Après des décennies de collaboration avec le Fonds monétaire international (FMI), la Tunisie a décidé de tourner la page. Cette séparation marque la fin d’une relation étroite, qui avait pourtant apporté au pays un appui financier important : 4,4 milliards de dollars, dont 87 % entre 2013 et 2020.
Mais malgré cette aide, l’économie tunisienne ne s’est pas redressée. Pourquoi ? Parce que les gouvernements successifs ont utilisé les prêts du FMI non pas pour créer de la richesse, mais pour combler les déficits et acheter la paix sociale, sans plan de relance durable.
Une longue histoire de soutien… peu fructueuse
Depuis des décennies, le Fonds monétaire international (FMI) a accompagné la Tunisie à plusieurs étapes difficiles de son histoire économique. Mais malgré cette relation étroite, les résultats concrets sur la durée restent décevants.
L’institution financière internationale a été, en effet, présente, à plusieurs moments clés :
- En 1970, après l’échec de l’expérience économique coopérative des années 1960.
- En 1984, au moment de la révolte du pain, en soutenant un programme social.
- En 1990, en proposant un programme d’ajustement structurel pour moderniser l’économie et rééquilibrer les finances publiques.
- Après la révolution de 2011, pour faire face à l’explosion des subventions, à l’augmentation des salaires dans la fonction publique et aux revendications sociales croissantes.
Mais cette succession d’aides n’a pas permis de sortir durablement de la crise. Depuis 2011, les gouvernements ont surtout cherché à négocier avec le FMI plutôt qu’à trouver des solutions adaptées au contexte tunisien. Résultat : un modèle économique fondé sur l’endettement extérieur, sans stratégie de développement économique.
Aujourd’hui, les recettes de l’État (impôts, taxes) ne suffisent plus à payer les salaires des fonctionnaires ou à rembourser la dette. Et les investissements publics, nécessaires à la croissance, sont en chute.
Trois conditions qui ont tout changé
En 2022, la Tunisie a refusé un nouveau prêt de 1,9 milliard de dollars proposé par le FMI. En cause : trois conditions jugées inacceptables par les autorités.
- Restructuration des entreprises publiques : le FMI recommandait de réformer ou privatiser certaines entreprises publiques.
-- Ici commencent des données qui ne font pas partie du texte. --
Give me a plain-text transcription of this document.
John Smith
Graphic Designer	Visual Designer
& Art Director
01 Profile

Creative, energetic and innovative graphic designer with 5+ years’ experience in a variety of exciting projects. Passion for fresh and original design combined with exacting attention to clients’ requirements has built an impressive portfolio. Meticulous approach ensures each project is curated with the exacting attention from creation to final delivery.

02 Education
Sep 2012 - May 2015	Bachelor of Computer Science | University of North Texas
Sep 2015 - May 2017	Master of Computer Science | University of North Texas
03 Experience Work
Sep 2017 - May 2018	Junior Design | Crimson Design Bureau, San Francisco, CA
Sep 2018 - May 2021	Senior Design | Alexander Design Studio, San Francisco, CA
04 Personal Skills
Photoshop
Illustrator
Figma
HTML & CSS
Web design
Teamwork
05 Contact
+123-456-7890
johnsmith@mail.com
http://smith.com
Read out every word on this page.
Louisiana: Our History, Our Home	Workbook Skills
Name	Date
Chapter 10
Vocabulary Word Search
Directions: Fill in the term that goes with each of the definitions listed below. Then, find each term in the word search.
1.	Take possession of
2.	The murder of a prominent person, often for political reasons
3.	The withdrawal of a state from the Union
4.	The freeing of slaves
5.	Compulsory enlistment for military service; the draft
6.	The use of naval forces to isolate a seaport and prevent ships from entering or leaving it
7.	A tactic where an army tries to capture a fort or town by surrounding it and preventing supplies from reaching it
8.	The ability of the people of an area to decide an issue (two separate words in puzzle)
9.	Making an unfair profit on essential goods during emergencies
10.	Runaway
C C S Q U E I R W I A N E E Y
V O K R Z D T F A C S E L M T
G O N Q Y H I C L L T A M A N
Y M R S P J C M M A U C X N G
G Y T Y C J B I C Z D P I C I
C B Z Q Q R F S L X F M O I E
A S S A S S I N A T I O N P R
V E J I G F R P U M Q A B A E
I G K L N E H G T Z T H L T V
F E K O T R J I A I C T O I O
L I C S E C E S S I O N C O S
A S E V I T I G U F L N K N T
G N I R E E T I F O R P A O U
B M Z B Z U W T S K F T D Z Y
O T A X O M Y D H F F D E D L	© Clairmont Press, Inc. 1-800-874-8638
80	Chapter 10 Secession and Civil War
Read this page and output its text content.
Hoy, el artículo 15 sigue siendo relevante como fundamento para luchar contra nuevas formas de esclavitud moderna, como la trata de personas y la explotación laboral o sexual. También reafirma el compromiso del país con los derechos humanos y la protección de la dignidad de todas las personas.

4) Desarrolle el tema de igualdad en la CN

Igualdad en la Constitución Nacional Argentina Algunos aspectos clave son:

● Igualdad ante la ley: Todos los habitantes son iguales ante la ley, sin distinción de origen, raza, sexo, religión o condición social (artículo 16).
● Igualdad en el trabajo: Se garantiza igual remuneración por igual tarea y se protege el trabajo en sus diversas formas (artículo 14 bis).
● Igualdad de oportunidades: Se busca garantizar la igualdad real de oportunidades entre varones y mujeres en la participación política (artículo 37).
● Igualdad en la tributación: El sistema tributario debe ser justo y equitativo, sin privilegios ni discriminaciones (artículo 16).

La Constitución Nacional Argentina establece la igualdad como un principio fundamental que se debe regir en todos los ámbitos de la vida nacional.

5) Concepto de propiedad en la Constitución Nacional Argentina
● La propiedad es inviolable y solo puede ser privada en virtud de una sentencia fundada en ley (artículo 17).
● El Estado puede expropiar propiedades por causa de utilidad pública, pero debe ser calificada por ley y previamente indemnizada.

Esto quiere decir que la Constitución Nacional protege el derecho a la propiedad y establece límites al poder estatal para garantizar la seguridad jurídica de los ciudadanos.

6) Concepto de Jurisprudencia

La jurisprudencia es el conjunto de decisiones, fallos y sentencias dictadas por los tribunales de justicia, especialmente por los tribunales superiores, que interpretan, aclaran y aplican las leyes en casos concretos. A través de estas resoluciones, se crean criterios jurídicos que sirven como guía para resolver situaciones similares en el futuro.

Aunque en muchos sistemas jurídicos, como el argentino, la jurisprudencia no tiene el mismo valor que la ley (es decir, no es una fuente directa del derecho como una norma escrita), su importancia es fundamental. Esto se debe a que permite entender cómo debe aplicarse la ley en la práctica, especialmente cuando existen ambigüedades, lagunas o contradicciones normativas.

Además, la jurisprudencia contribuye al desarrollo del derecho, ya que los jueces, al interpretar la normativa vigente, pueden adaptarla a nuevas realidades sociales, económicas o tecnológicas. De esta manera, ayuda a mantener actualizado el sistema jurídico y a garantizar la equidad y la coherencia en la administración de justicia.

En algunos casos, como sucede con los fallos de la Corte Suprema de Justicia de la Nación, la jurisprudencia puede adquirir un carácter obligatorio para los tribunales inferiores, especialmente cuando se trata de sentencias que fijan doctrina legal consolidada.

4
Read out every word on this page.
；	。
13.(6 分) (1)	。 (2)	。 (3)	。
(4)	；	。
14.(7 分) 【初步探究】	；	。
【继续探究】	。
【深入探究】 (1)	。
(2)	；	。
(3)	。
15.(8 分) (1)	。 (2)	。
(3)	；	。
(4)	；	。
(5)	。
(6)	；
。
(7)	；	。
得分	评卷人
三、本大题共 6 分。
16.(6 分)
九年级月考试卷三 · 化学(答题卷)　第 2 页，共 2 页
Mais l’État y voit des fournisseurs de services essentiels, notamment pour les plus pauvres. La privatisation inquiète aussi les syndicats, surtout l’UGTT (Union générale tunisienne du travail), qui la considère comme une ligne rouge. Toutefois, ce syndicat a récemment adouci sa position, en acceptant une approche au cas par cas.
- Réduction de la masse salariale dans la fonction publique : l’État a tenté de réduire les effectifs via des départs anticipés à la retraite, sans réel succès. Pire, sous la pression des diplômés chômeurs, il a recruté environ 5 000 jeunes diplômés récemment.
- Suppression progressive des subventions : le FMI souhaitait éliminer progressivement les aides de l’État sur certains produits de base (pain, semoule, énergie). Mais le souvenir des émeutes meurtrières de janvier 1984, causées par la suppression des subventions sur le pain, reste très présent.
Une indépendance risquée ?
Pour de nombreux économistes, les programmes du FMI manquent de flexibilité. Ils appliquent les mêmes recettes dans différents pays, sans toujours tenir compte des réalités économiques, sociales et géopolitiques locales. Cela peut, à long terme, aggraver la pauvreté et alourdir la dette.
En refusant le prêt, la Tunisie limite désormais son accès aux marchés financiers internationaux. Plusieurs pays conditionnent en effet leur aide à un accord préalable avec le FMI. Ce choix de souveraineté économique comporte donc des risques.
La société civile soutient cette décision si elle permet de sortir du cercle de la dette et de la dépendance aux bailleurs de fonds. Mais elle appelle les autorités à ne pas s’enfermer dans l’isolement : l’indépendance doit s’accompagner d’une vraie stratégie économique, et d’une coopération équilibrée avec l’extérieur.